Truck scheduling can make or break an earthwork project's budget. Too few trucks means your excavator sits idle. Too many means trucks sit idle waiting to load. This calculator helps you plan the right fleet size and estimate total hauling costs. Having precise numbers at hand streamlines project planning discussions with clients, architects, and subcontractors, building trust and reducing costly misunderstandings on the job.
Trips = Volume (yd³) ÷ Truck Capacity (yd³) Total Cost = Trips × Cost per Trip Trips per Hour = 60 ÷ Round-Trip Time (min)
Result: 13 trips / $1,950 total
Moving 200 cubic yards with a 16 CY tandem truck requires 200 ÷ 16 = 12.5, rounded up to 13 trips. At $150 per trip, the total hauling cost is $1,950.
The key to efficient hauling is matching truck capacity and cycle time to excavator production. An excavator that produces 80 CY/hour filling 16 CY trucks needs 5 trucks per hour, or about 3 trucks cycling on a 45-minute round trip.
Smaller trucks (10 CY) are easier to maneuver on tight sites but require more trips. Larger trucks (20+ CY) move more material per trip but need wider access, firmer ground, and may have slower loading times. Match truck size to your site conditions.
The biggest cost savings come from reducing the number of trips. Use the largest truck your site can accommodate. Find the nearest legal disposal site. Negotiate volume discounts for multi-day hauling. Consider reusing clean fill on other portions of your site.

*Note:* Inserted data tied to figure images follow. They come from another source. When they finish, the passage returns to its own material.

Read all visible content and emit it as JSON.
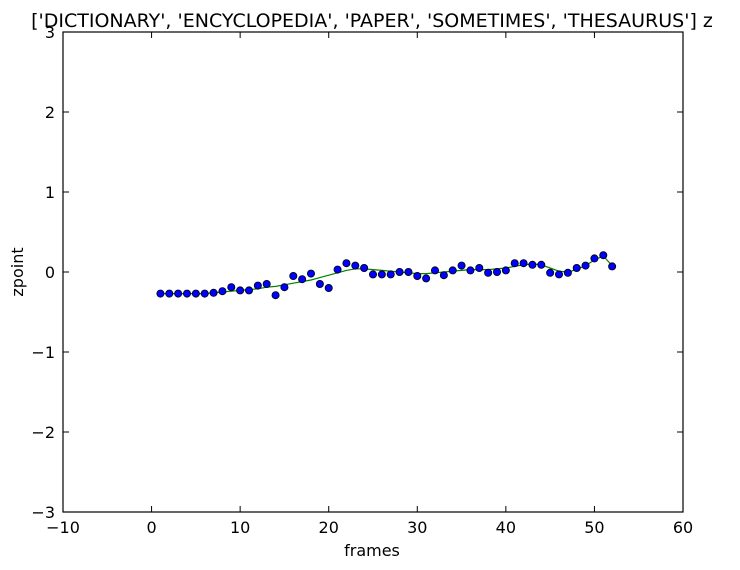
{
  "chart_data": {
    "type": "scatter",
    "title": "['DICTIONARY', 'ENCYCLOPEDIA', 'PAPER', 'SOMETIMES', 'THESAURUS'] z",
    "xlabel": "frames",
    "ylabel": "zpoint",
    "xlim": [
      -10,
      60
    ],
    "ylim": [
      -3,
      3
    ],
    "xticks": [
      -10,
      0,
      10,
      20,
      30,
      40,
      50,
      60
    ],
    "yticks": [
      -3,
      -2,
      -1,
      0,
      1,
      2,
      3
    ],
    "grid": false,
    "legend": "none",
    "series": [
      {
        "kind": "points",
        "color": "#0000ff",
        "edge_color": "#000000",
        "x": [
          1,
          2,
          3,
          4,
          5,
          6,
          7,
          8,
          9,
          10,
          11,
          12,
          13,
          14,
          15,
          16,
          17,
          18,
          19,
          20,
          21,
          22,
          23,
          24,
          25,
          26,
          27,
          28,
          29,
          30,
          31,
          32,
          33,
          34,
          35,
          36,
          37,
          38,
          39,
          40,
          41,
          42,
          43,
          44,
          45,
          46,
          47,
          48,
          49,
          50,
          51,
          52
        ],
        "y": [
          -0.27,
          -0.27,
          -0.27,
          -0.27,
          -0.27,
          -0.27,
          -0.26,
          -0.24,
          -0.19,
          -0.23,
          -0.23,
          -0.17,
          -0.15,
          -0.29,
          -0.19,
          -0.05,
          -0.09,
          -0.02,
          -0.15,
          -0.2,
          0.03,
          0.11,
          0.08,
          0.05,
          -0.03,
          -0.03,
          -0.03,
          0.0,
          0.0,
          -0.05,
          -0.08,
          0.02,
          -0.04,
          0.02,
          0.08,
          0.02,
          0.05,
          -0.01,
          0.0,
          0.02,
          0.11,
          0.11,
          0.09,
          0.09,
          -0.01,
          -0.03,
          -0.01,
          0.05,
          0.08,
          0.17,
          0.21,
          0.07
        ]
      },
      {
        "kind": "line",
        "color": "#008000",
        "x": [
          1,
          2,
          3,
          4,
          5,
          6,
          7,
          8,
          9,
          10,
          11,
          12,
          13,
          14,
          15,
          16,
          17,
          18,
          19,
          20,
          21,
          22,
          23,
          24,
          25,
          26,
          27,
          28,
          29,
          30,
          31,
          32,
          33,
          34,
          35,
          36,
          37,
          38,
          39,
          40,
          41,
          42,
          43,
          44,
          45,
          46,
          47,
          48,
          49,
          50,
          51,
          52
        ],
        "y": [
          -0.27,
          -0.27,
          -0.27,
          -0.27,
          -0.27,
          -0.27,
          -0.26,
          -0.25,
          -0.24,
          -0.23,
          -0.22,
          -0.21,
          -0.19,
          -0.18,
          -0.16,
          -0.14,
          -0.12,
          -0.1,
          -0.07,
          -0.04,
          -0.01,
          0.02,
          0.04,
          0.04,
          0.03,
          0.02,
          0.01,
          0.0,
          -0.01,
          -0.02,
          -0.02,
          -0.01,
          0.0,
          0.01,
          0.02,
          0.03,
          0.03,
          0.03,
          0.04,
          0.05,
          0.07,
          0.09,
          0.1,
          0.09,
          0.05,
          0.01,
          0.0,
          0.03,
          0.08,
          0.15,
          0.2,
          0.08
        ]
      }
    ]
  }
}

Start trucks early to build a rhythm before the excavator reaches peak production. Stagger arrival times so no truck waits more than a few minutes to load. Communicate with the disposal site about expected arrivals to avoid queue delays.
Single-axle: 10–12 CY. Tandem-axle: 14–16 CY. Tri-axle: 16–20 CY. Quad-axle: 18–22 CY. Transfer dump: 24–28 CY. Actual capacity depends on material weight and local axle-weight limits.

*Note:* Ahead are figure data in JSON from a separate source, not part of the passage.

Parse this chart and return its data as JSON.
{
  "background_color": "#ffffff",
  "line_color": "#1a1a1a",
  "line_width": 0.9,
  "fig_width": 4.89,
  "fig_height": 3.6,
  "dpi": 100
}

Hauling costs $100–$250 per load depending on truck size, distance, and disposal fees. Short hauls (under 10 miles) are $100–$150. Longer hauls or special disposal can run $200–$400 per load.
Use swelled volume (cubic yards) for planning trips, but check weight limits too. Heavy materials like wet clay may max out weight limits before filling the truck. Your hauler can tell you whether volume or weight is the limiting factor.

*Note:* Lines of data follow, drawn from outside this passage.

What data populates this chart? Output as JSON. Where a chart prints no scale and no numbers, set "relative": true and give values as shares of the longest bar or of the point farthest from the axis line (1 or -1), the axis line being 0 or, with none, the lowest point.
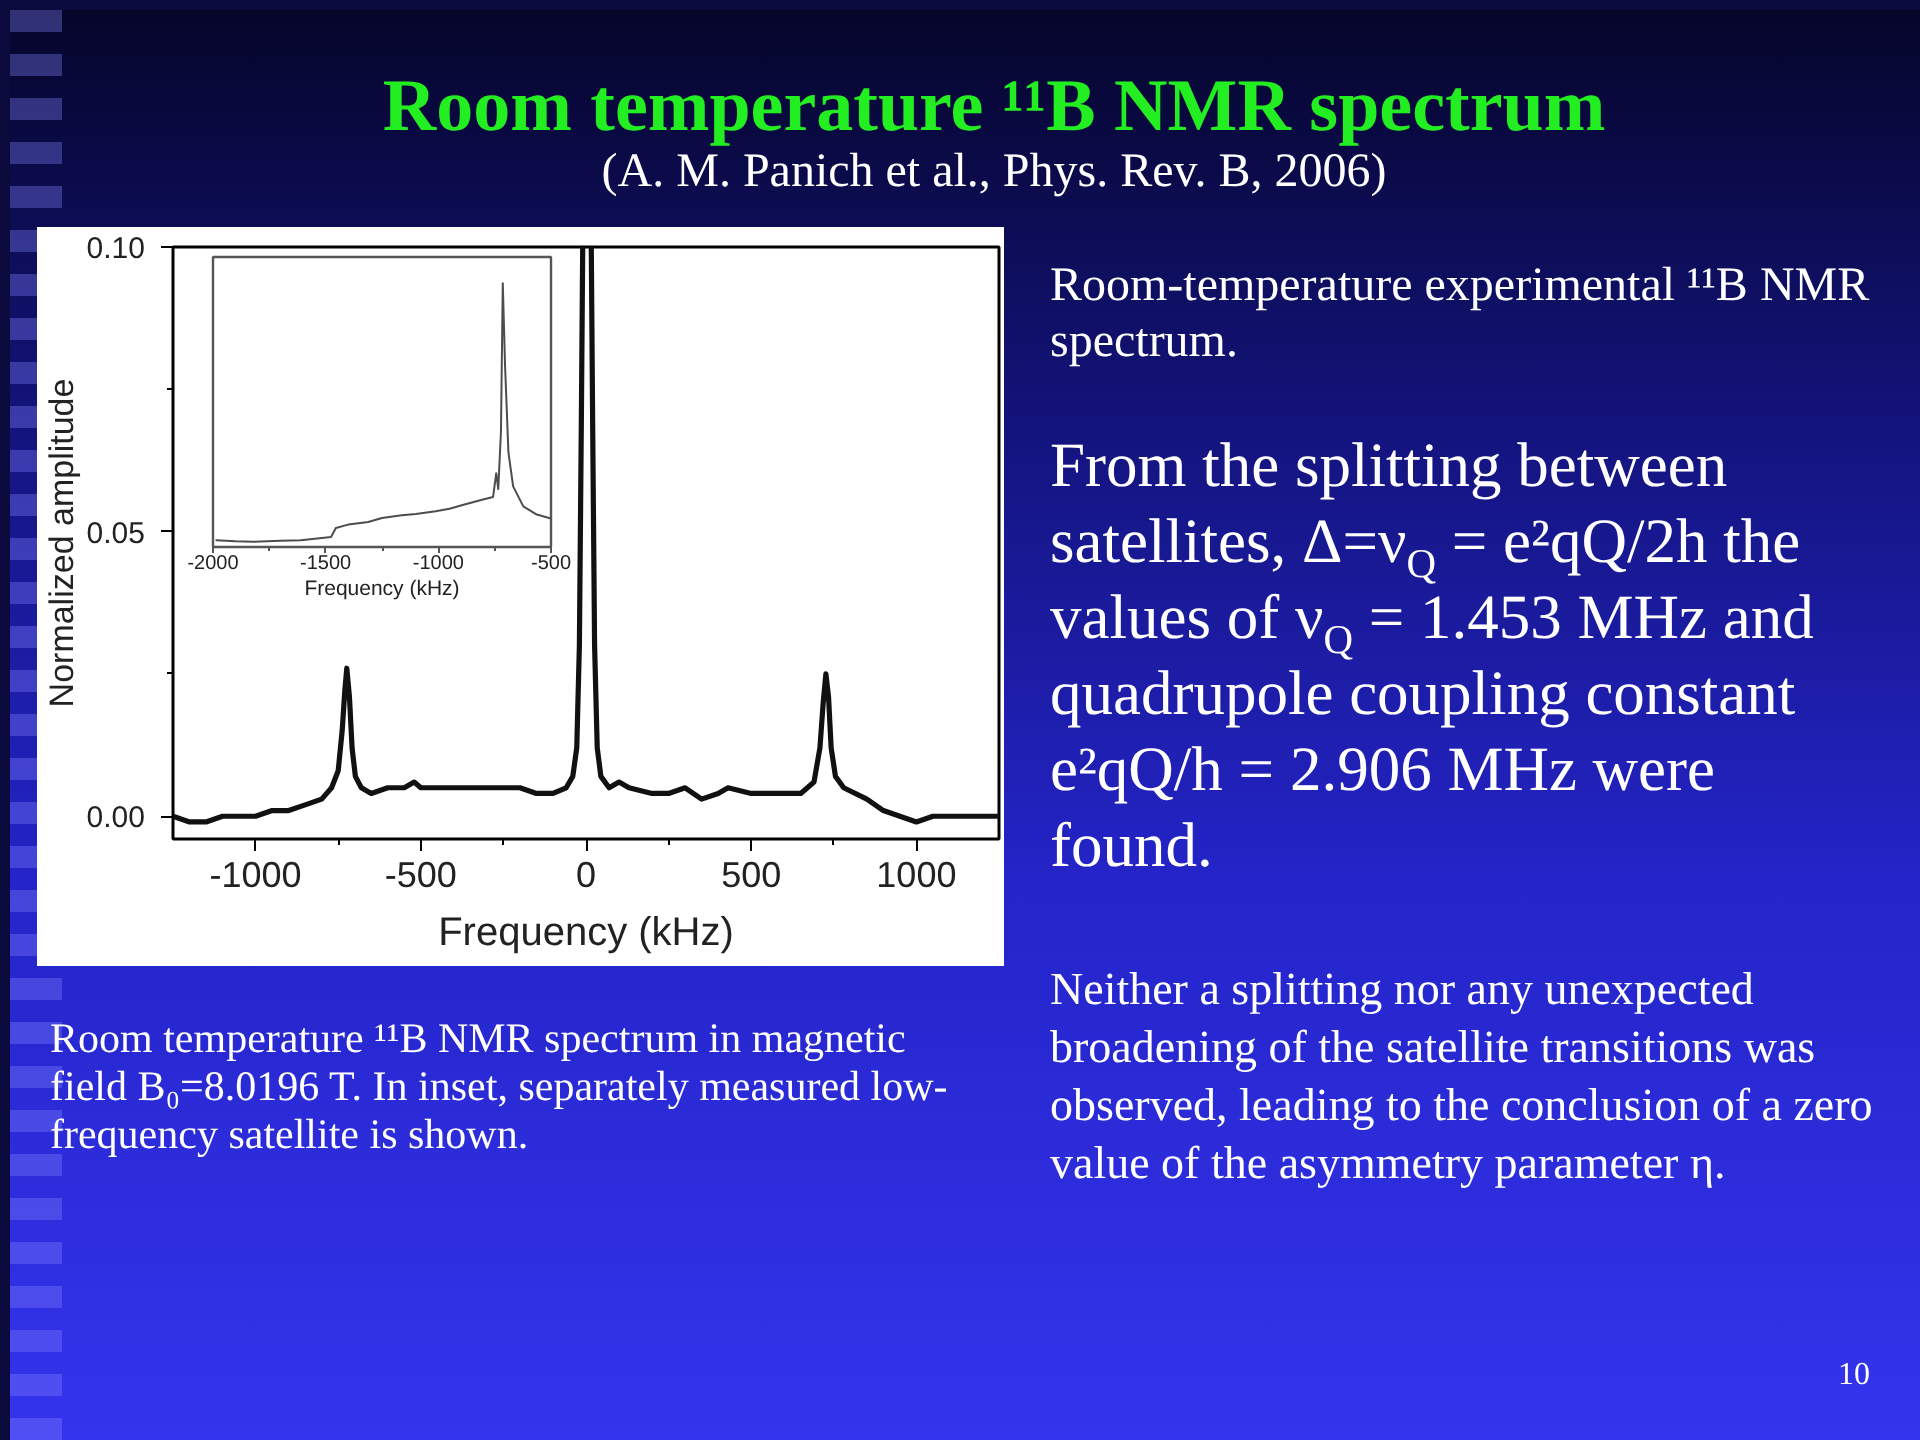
{
  "chart_data": [
    {
      "type": "line",
      "title": "Room temperature ¹¹B NMR spectrum",
      "subtitle": "(A. M. Panich et al., Phys. Rev. B, 2006)",
      "xlabel": "Frequency (kHz)",
      "ylabel": "Normalized amplitude",
      "color": "#111111",
      "x": [
        -1250,
        -1200,
        -1150,
        -1100,
        -1050,
        -1000,
        -950,
        -900,
        -850,
        -800,
        -770,
        -750,
        -738,
        -730,
        -724,
        -716,
        -708,
        -698,
        -680,
        -650,
        -600,
        -550,
        -520,
        -500,
        -450,
        -400,
        -350,
        -300,
        -250,
        -200,
        -150,
        -100,
        -60,
        -40,
        -28,
        -20,
        -14,
        -10,
        2,
        16,
        20,
        26,
        34,
        45,
        70,
        100,
        130,
        200,
        250,
        300,
        350,
        400,
        430,
        500,
        550,
        600,
        650,
        690,
        708,
        718,
        726,
        734,
        742,
        755,
        780,
        850,
        900,
        950,
        1000,
        1050,
        1100,
        1150,
        1200,
        1250
      ],
      "values": [
        0.0,
        -0.001,
        -0.001,
        0.0,
        0.0,
        0.0,
        0.001,
        0.001,
        0.002,
        0.003,
        0.005,
        0.008,
        0.015,
        0.022,
        0.026,
        0.021,
        0.012,
        0.007,
        0.005,
        0.004,
        0.005,
        0.005,
        0.006,
        0.005,
        0.005,
        0.005,
        0.005,
        0.005,
        0.005,
        0.005,
        0.004,
        0.004,
        0.005,
        0.007,
        0.012,
        0.03,
        0.07,
        0.1,
        null,
        0.1,
        0.07,
        0.03,
        0.012,
        0.007,
        0.005,
        0.006,
        0.005,
        0.004,
        0.004,
        0.005,
        0.003,
        0.004,
        0.005,
        0.004,
        0.004,
        0.004,
        0.004,
        0.006,
        0.012,
        0.02,
        0.025,
        0.021,
        0.012,
        0.007,
        0.005,
        0.003,
        0.001,
        0.0,
        -0.001,
        0.0,
        0.0,
        0.0,
        0.0,
        0.0
      ],
      "xlim": [
        -1250,
        1250
      ],
      "xticks": [
        -1000,
        -500,
        0,
        500,
        1000,
        {
          "value": -750,
          "label": null
        },
        {
          "value": -250,
          "label": null
        },
        {
          "value": 250,
          "label": null
        },
        {
          "value": 750,
          "label": null
        }
      ],
      "ylim": [
        -0.004,
        0.1
      ],
      "yticks": [
        {
          "value": 0,
          "label": "0.00"
        },
        {
          "value": 0.05,
          "label": "0.05"
        },
        {
          "value": 0.1,
          "label": "0.10"
        },
        {
          "value": 0.025,
          "label": null
        },
        {
          "value": 0.075,
          "label": null
        }
      ],
      "annotations": [
        "Room temperature ¹¹B NMR spectrum in magnetic field B₀=8.0196 T. In inset, separately measured low-frequency satellite is shown.",
        "Room-temperature experimental ¹¹B NMR spectrum.",
        "From the splitting between satellites, Δ=ν$_{Q}$ = e²qQ/2h the values of ν$_{Q}$ = 1.453 MHz and quadrupole coupling constant e²qQ/h = 2.906 MHz were found.",
        "Neither a splitting nor any unexpected broadening of the satellite transitions was observed, leading to the conclusion of a zero value of the asymmetry parameter η.",
        "10"
      ]
    },
    {
      "type": "line",
      "relative": true,
      "xlabel": "Frequency (kHz)",
      "color": "#4d4d4d",
      "x": [
        -1985,
        -1900,
        -1820,
        -1700,
        -1610,
        -1476,
        -1455,
        -1400,
        -1311,
        -1250,
        -1162,
        -1100,
        -1012,
        -950,
        -892,
        -802,
        -757,
        -743,
        -734,
        -722,
        -714,
        -704,
        -689,
        -668,
        -623,
        -563,
        -500
      ],
      "values": [
        0.026,
        0.022,
        0.02,
        0.024,
        0.026,
        0.038,
        0.072,
        0.085,
        0.095,
        0.11,
        0.12,
        0.125,
        0.136,
        0.145,
        0.159,
        0.18,
        0.19,
        0.28,
        0.22,
        0.44,
        1.0,
        0.69,
        0.36,
        0.23,
        0.154,
        0.123,
        0.108
      ],
      "xlim": [
        -2000,
        -500
      ],
      "xticks": [
        -2000,
        -1500,
        -1000,
        -500,
        {
          "value": -1750,
          "label": null
        },
        {
          "value": -1250,
          "label": null
        },
        {
          "value": -750,
          "label": null
        }
      ],
      "tick_labels": "x"
    }
  ]
}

Match truck cycling to excavator production. If an excavator loads a truck every 15 minutes with a 45-minute round trip, you need 3 trucks cycling. Formula: Trucks = Round-trip time ÷ Loading time.
Soil expands 10–40% when excavated. Sand swells ~15%, loam ~25%, clay ~35%. Multiply in-place volume by the swell factor (1.1–1.4) to get the loose volume for hauling calculations.
Yes. Balance cut and fill on-site to minimize off-site disposal. Find a nearby dump site. Schedule full truck loads (no partial trips). Use larger trucks if access allows. Negotiate hourly rates for multi-day jobs.
A transfer dump has a main body and a separate pup trailer, carrying 24–28 CY combined. They're ideal for large-volume hauling over moderate distances and significantly reduce the trips needed compared to standard trucks.
A typical cycle includes 10–15 minutes loading, 15–30 minutes each way for travel, and 5–10 minutes for dumping. Total round trip ranges from 45 minutes to 1.5 hours depending on distance and site conditions.